Retrospective Study
Copyright ©The Author(s) 2016.
World J Hepatol. Mar 18, 2016; 8(8): 411-420
Published online Mar 18, 2016. doi: 10.4254/wjh.v8.i8.411
Figure 1
Figure 1 Abdominal computed tomography scan images of cases 1-4. A: Case 1: Lumen of the IVC compressed by a huge right liver tumor with expansive growth; B: Case 2: A large right liver tumor involving the right aspect of the IVC and the confluence of middle and left hepatic veins; C: Case 3: Two tumors were present, a right liver tumor involving the right portal vein and the portal vein bifurcation, and another tumor occupying the cranial part of segments 4 and 8 and involving the left aspect of the trunk of the middle and left hepatic veins; D: Case 4: A tumor involving the right dorsal aspect of the IVC and its confluence of the right hepatic vein.
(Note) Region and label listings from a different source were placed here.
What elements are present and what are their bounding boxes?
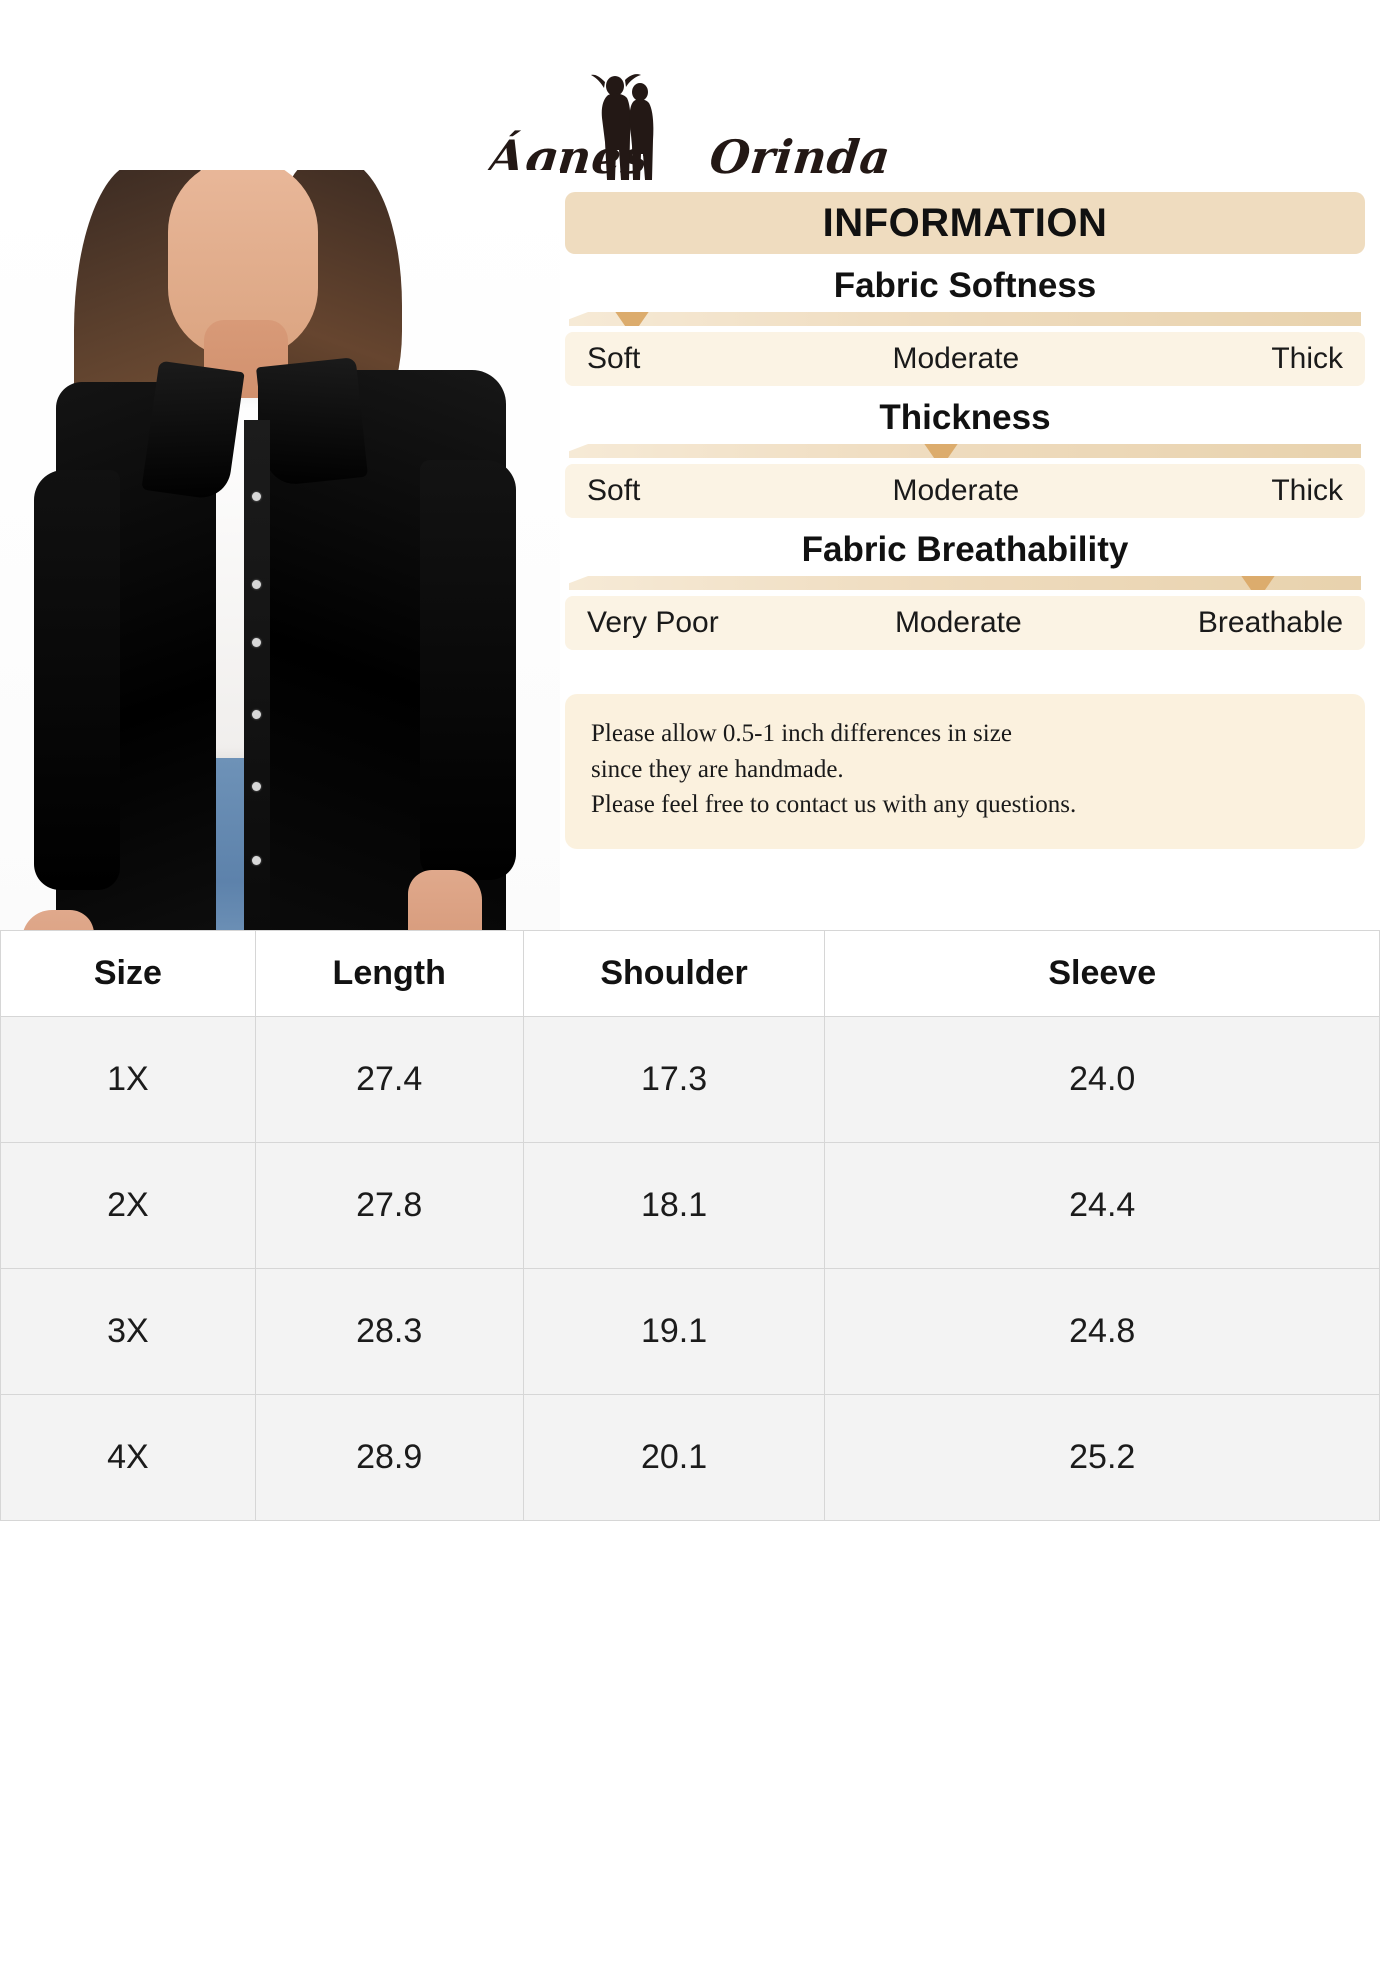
table-row: 2X 27.8 18.1 24.4 bbox=[0, 1142, 1380, 1269]
column-header-size: Size bbox=[0, 930, 256, 1017]
cell-length: 27.8 bbox=[254, 1142, 524, 1269]
product-photo bbox=[0, 170, 560, 930]
scale-bar bbox=[569, 576, 1361, 590]
two-women-silhouette-icon bbox=[585, 72, 655, 184]
scale-bar bbox=[569, 312, 1361, 326]
scale-label-right: Thick bbox=[1271, 342, 1343, 375]
cell-size: 1X bbox=[0, 1016, 256, 1143]
cell-sleeve: 24.0 bbox=[824, 1016, 1380, 1143]
scale-marker-icon bbox=[614, 312, 651, 326]
information-panel: INFORMATION Fabric Softness Soft Moderat… bbox=[565, 192, 1365, 849]
scale-fabric-breathability: Fabric Breathability Very Poor Moderate … bbox=[565, 530, 1365, 650]
size-disclaimer-note: Please allow 0.5-1 inch differences in s… bbox=[565, 694, 1365, 849]
scale-title: Fabric Breathability bbox=[801, 530, 1129, 569]
cell-shoulder: 17.3 bbox=[522, 1016, 826, 1143]
column-header-shoulder: Shoulder bbox=[522, 930, 826, 1017]
scale-thickness: Thickness Soft Moderate Thick bbox=[565, 398, 1365, 518]
scale-label-mid: Moderate bbox=[892, 342, 1020, 375]
scale-label-left: Soft bbox=[587, 474, 641, 507]
scale-label-left: Soft bbox=[587, 342, 641, 375]
cell-shoulder: 18.1 bbox=[522, 1142, 826, 1269]
cell-sleeve: 24.8 bbox=[824, 1268, 1380, 1395]
scale-marker-icon bbox=[1240, 576, 1277, 590]
table-header-row: Size Length Shoulder Sleeve bbox=[0, 930, 1380, 1017]
cell-sleeve: 25.2 bbox=[824, 1394, 1380, 1521]
size-table: Size Length Shoulder Sleeve 1X 27.4 17.3… bbox=[0, 930, 1380, 1521]
note-line-1: Please allow 0.5-1 inch differences in s… bbox=[591, 720, 1012, 747]
brand-logo: Ágnes Orinda bbox=[0, 40, 1380, 184]
scale-title: Fabric Softness bbox=[833, 266, 1097, 305]
cell-size: 4X bbox=[0, 1394, 256, 1521]
cell-shoulder: 19.1 bbox=[522, 1268, 826, 1395]
scale-label-left: Very Poor bbox=[587, 606, 719, 639]
column-header-sleeve: Sleeve bbox=[824, 930, 1380, 1017]
note-line-3: Please feel free to contact us with any … bbox=[591, 791, 1077, 818]
cell-size: 3X bbox=[0, 1268, 256, 1395]
cell-size: 2X bbox=[0, 1142, 256, 1269]
table-row: 1X 27.4 17.3 24.0 bbox=[0, 1016, 1380, 1143]
scale-labels: Soft Moderate Thick bbox=[565, 464, 1365, 518]
scale-label-mid: Moderate bbox=[894, 606, 1022, 639]
scale-fabric-softness: Fabric Softness Soft Moderate Thick bbox=[565, 266, 1365, 386]
cell-sleeve: 24.4 bbox=[824, 1142, 1380, 1269]
information-header: INFORMATION bbox=[565, 192, 1365, 254]
scale-labels: Soft Moderate Thick bbox=[565, 332, 1365, 386]
cell-length: 28.3 bbox=[254, 1268, 524, 1395]
scale-label-mid: Moderate bbox=[892, 474, 1020, 507]
scale-bar bbox=[569, 444, 1361, 458]
cell-length: 28.9 bbox=[254, 1394, 524, 1521]
scale-marker-icon bbox=[923, 444, 960, 458]
scale-title: Thickness bbox=[879, 398, 1051, 437]
column-header-length: Length bbox=[254, 930, 524, 1017]
table-row: 4X 28.9 20.1 25.2 bbox=[0, 1394, 1380, 1521]
information-header-label: INFORMATION bbox=[822, 200, 1108, 245]
scale-label-right: Breathable bbox=[1197, 606, 1343, 639]
note-line-2: since they are handmade. bbox=[591, 755, 844, 783]
scale-labels: Very Poor Moderate Breathable bbox=[565, 596, 1365, 650]
cell-length: 27.4 bbox=[254, 1016, 524, 1143]
table-row: 3X 28.3 19.1 24.8 bbox=[0, 1268, 1380, 1395]
scale-label-right: Thick bbox=[1271, 474, 1343, 507]
cell-shoulder: 20.1 bbox=[522, 1394, 826, 1521]
brand-name-second: Orinda bbox=[707, 130, 894, 184]
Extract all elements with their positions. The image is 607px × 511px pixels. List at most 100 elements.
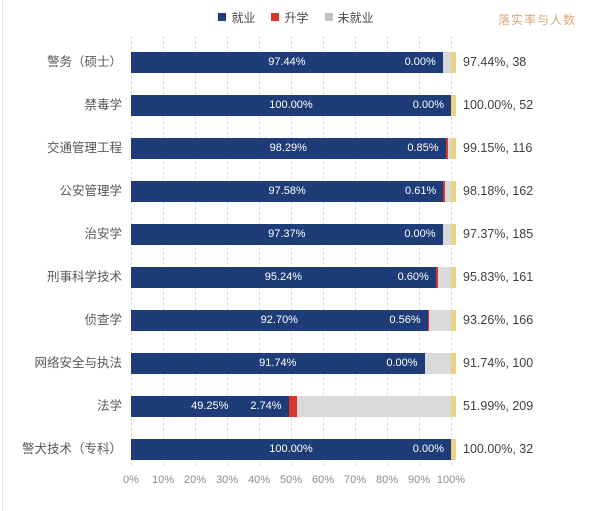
bar-row: 法学 49.25% 2.74% 51.99%, 209 [0,396,607,417]
bar-row: 治安学 97.37% 0.00% 97.37%, 185 [0,224,607,245]
further-study-segment [445,138,449,159]
category-label: 刑事科学技术 [46,270,122,284]
employment-segment: 100.00% 0.00% [131,95,451,116]
employment-segment: 97.44% 0.00% [131,52,443,73]
employment-segment: 49.25% 2.74% [131,396,289,417]
bar-row: 警犬技术（专科） 100.00% 0.00% 100.00%, 32 [0,439,607,460]
left-edge-divider [2,0,3,511]
bar-track: 91.74% 0.00% [131,353,456,374]
unemployed-segment [429,310,451,331]
bar-end-cap [450,396,456,417]
x-axis-tick-label: 0% [123,474,139,486]
legend-marker-unemployed-icon [324,13,333,21]
rate-and-count-label: 97.44%, 38 [463,55,527,69]
category-label: 警务（硕士） [46,55,122,69]
bar-end-cap [450,138,456,159]
bar-track: 97.58% 0.61% [131,181,456,202]
further-study-percent-label: 0.00% [412,443,444,455]
category-label: 警犬技术（专科） [21,442,122,456]
bar-track: 97.44% 0.00% [131,52,456,73]
employment-percent-label: 49.25% [191,400,229,412]
bar-row: 网络安全与执法 91.74% 0.00% 91.74%, 100 [0,353,607,374]
gridline [323,36,324,466]
bar-row: 公安管理学 97.58% 0.61% 98.18%, 162 [0,181,607,202]
further-study-segment [435,267,438,288]
chart-legend: 就业 升学 未就业 [131,9,461,25]
unemployed-segment [437,267,451,288]
employment-percent-label: 97.58% [268,185,306,197]
further-study-segment [427,310,430,331]
employment-percent-label: 95.24% [264,271,303,283]
unemployed-segment [442,224,451,245]
bar-row: 侦查学 92.70% 0.56% 93.26%, 166 [0,310,607,331]
rate-and-count-label: 93.26%, 166 [463,313,534,327]
legend-label-unemployed: 未就业 [337,10,374,25]
unemployed-segment [448,138,451,159]
bar-end-cap [450,181,456,202]
gridline [355,36,356,466]
gridline [195,36,196,466]
legend-item-employment: 就业 [218,9,255,26]
gridline [163,36,164,466]
employment-segment: 98.29% 0.85% [131,138,446,159]
gridline [451,36,452,466]
employment-segment: 92.70% 0.56% [131,310,428,331]
unemployed-segment [445,181,451,202]
legend-label-further-study: 升学 [284,10,309,25]
further-study-percent-label: 0.00% [386,357,418,369]
bar-end-cap [450,267,456,288]
bar-row: 刑事科学技术 95.24% 0.60% 95.83%, 161 [0,267,607,288]
bar-end-cap [450,310,456,331]
further-study-segment [288,396,298,417]
rate-and-count-label: 51.99%, 209 [463,399,534,413]
gridline [131,36,132,466]
x-axis-tick-label: 60% [311,474,335,486]
employment-percent-label: 100.00% [269,443,313,455]
gridline [419,36,420,466]
gridline [291,36,292,466]
rate-and-count-label: 98.18%, 162 [463,184,534,198]
x-axis-tick-label: 50% [279,474,303,486]
rate-and-count-label: 100.00%, 52 [463,98,534,112]
employment-segment: 95.24% 0.60% [131,267,436,288]
x-axis-tick-label: 100% [436,474,466,486]
employment-percent-label: 97.44% [268,56,306,68]
further-study-percent-label: 0.00% [404,56,436,68]
employment-percent-label: 91.74% [259,357,297,369]
employment-segment: 100.00% 0.00% [131,439,451,460]
category-label: 网络安全与执法 [34,356,122,370]
bar-end-cap [450,52,456,73]
bar-track: 97.37% 0.00% [131,224,456,245]
rate-and-count-label: 91.74%, 100 [463,356,534,370]
further-study-percent-label: 0.00% [404,228,436,240]
category-label: 治安学 [84,227,122,241]
unemployed-segment [442,52,451,73]
employment-segment: 97.58% 0.61% [131,181,444,202]
category-label: 公安管理学 [59,184,122,198]
x-axis-tick-label: 40% [247,474,271,486]
rate-and-count-label: 95.83%, 161 [463,270,534,284]
rate-and-count-label: 97.37%, 185 [463,227,534,241]
further-study-percent-label: 2.74% [250,400,282,412]
bar-track: 98.29% 0.85% [131,138,456,159]
employment-percent-label: 98.29% [269,142,307,154]
employment-percent-label: 92.70% [260,314,298,326]
further-study-percent-label: 0.61% [405,185,437,197]
further-study-percent-label: 0.60% [397,271,429,283]
employment-percent-label: 100.00% [269,99,313,111]
further-study-segment [443,181,446,202]
category-label: 禁毒学 [84,98,122,112]
category-label: 法学 [96,399,122,413]
bar-track: 49.25% 2.74% [131,396,456,417]
bar-end-cap [450,353,456,374]
further-study-percent-label: 0.00% [412,99,444,111]
rate-and-count-label: 100.00%, 32 [463,442,534,456]
category-label: 交通管理工程 [46,141,122,155]
gridline [387,36,388,466]
x-axis-tick-label: 80% [375,474,399,486]
right-axis-title: 落实率与人数 [498,13,577,27]
further-study-percent-label: 0.85% [407,142,439,154]
x-axis-tick-label: 20% [183,474,207,486]
unemployed-segment [424,353,451,374]
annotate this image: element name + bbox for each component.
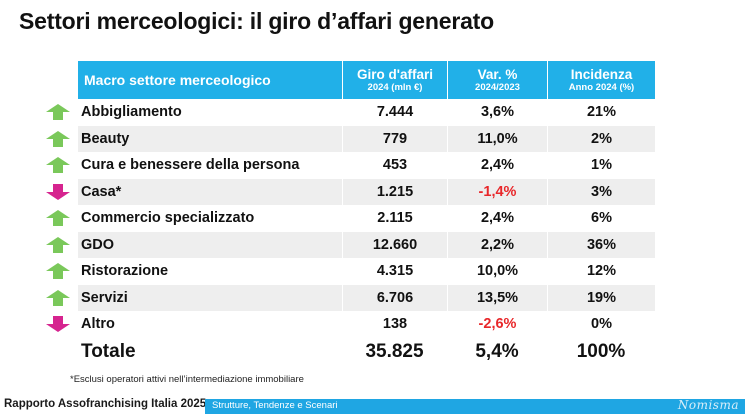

IVC: Inferior vena cava.
Figure 2
Figure 2 Retrocaval liver lifting maneuver, performed in case 2. A (illustration) and B (intraoperative image): The retrocaval space (arrow) was dissected broadly from the right lateral view toward the inner aspect of Spiegel’s lobe (black arrowhead), after which the supra- and infrahepatic IVC were taped to prepare cross-clamping for THVE (blue arrowhead and purple arrowhead); C (illustration) and D (intraoperative image): The index and middle fingers of the surgeon’s left hand were placed into the dissected retrocaval space, and the IVC was compressed ventrally to control bleeding around the IVC during deep parenchymal transection, after which the thumb finger of the surgeon’s left hand was used to spread the transection plane of the liver (C, which also shows the tumor status); D: Hepatic parenchymal transection is completed, except for the IVC involved site, before applying THVE; E (illustration) and F (intraoperative image): The liver specimen was excised along with the involved IVC and LHV wall (red arrowheads), and the backflow bleeding from the cut orifice of IVC was controlled by pinching the IVC using the surgeon’s left hand from its placement in the retrocaval space; F shows the view after reconstruction of IVC and LHV. See Figure 1B for tumor status. IVC: Inferior vena cava; LHV: Left hepatic vein; THVE: Total hepatic vascular exclusion.
Figure 3
Figure 3 Switching the cross-clamp, performed in case 3. A (illustration) and B (intraoperative image): The right liver and involved right wall of the LHV and a part of the IVC wall had been resected en-bloc under standard THVE (red star indicates the orifice of resected IVC and LHV), before which the suprahepatic IVC was taped (blue arrowhead, blue tape), and the caudal cross-clamp was placed just under the confluence of LHV to the retrocaval space that had been already dissected (B). The defect of the confluence of the IVC and LHV was to be reconstructed by using an IMV patch graft (black arrowhead); C (illustration) and D (intraoperative image): After suturing the IMV patch graft to the IVC part of the defect, the IVC cross-clamps were removed and the clamp was switched to the confluence of the LHV to restore the systemic circulation via the IVC. The space for switching the clamp was spread by the caudal blue tape (white arrow in D); E (illustration) and F (intraoperative image): The view after reconstruction is shown. See Figure 1C for tumor status. IMV: Inferior mesenteric vein; IVC: Inferior vena cava; LHV: Left hepatic vein; THVE: Total hepatic vascular exclusion.
Figure 4
Figure 4 Oblique cranial cross-clamping, performed in case 4. A (illustration) and B (intraoperative image): The trunk of LHV + MHV was free from tumor involvement, while the right aspect of the IVC was involved extensively (red arrowhead). After completion of hepatic parenchymal transection, the cranial IVC cross-clamp (blue arrowhead) was applied obliquely between the tumor-involved IVC and the trunk of LHV + MHV preserving outflow of the LHV + MHV trunk, which was possible because the retrocaval space had been dissected sufficiently. Then, the involved IVC wall (white arrowhead in B) and the liver was resected en-bloc under modified THVE; C (intraoperative image): The involved IVC wall was cut away with scissors (arrow) between the oblique cranial (blue arrowhead) and caudal (purple arrowhead) cross-clamps; D (illustration) and E (intraoperative image): The large cut orifice of IVC was reconstructed with IMV patch graft (black arrowhead). See Figure 1D for tumor status. IMV: Inferior mesenteric vein; IVC: Inferior vena cava; LHV: Left hepatic vein; THVE: Total hepatic vascular exclusion.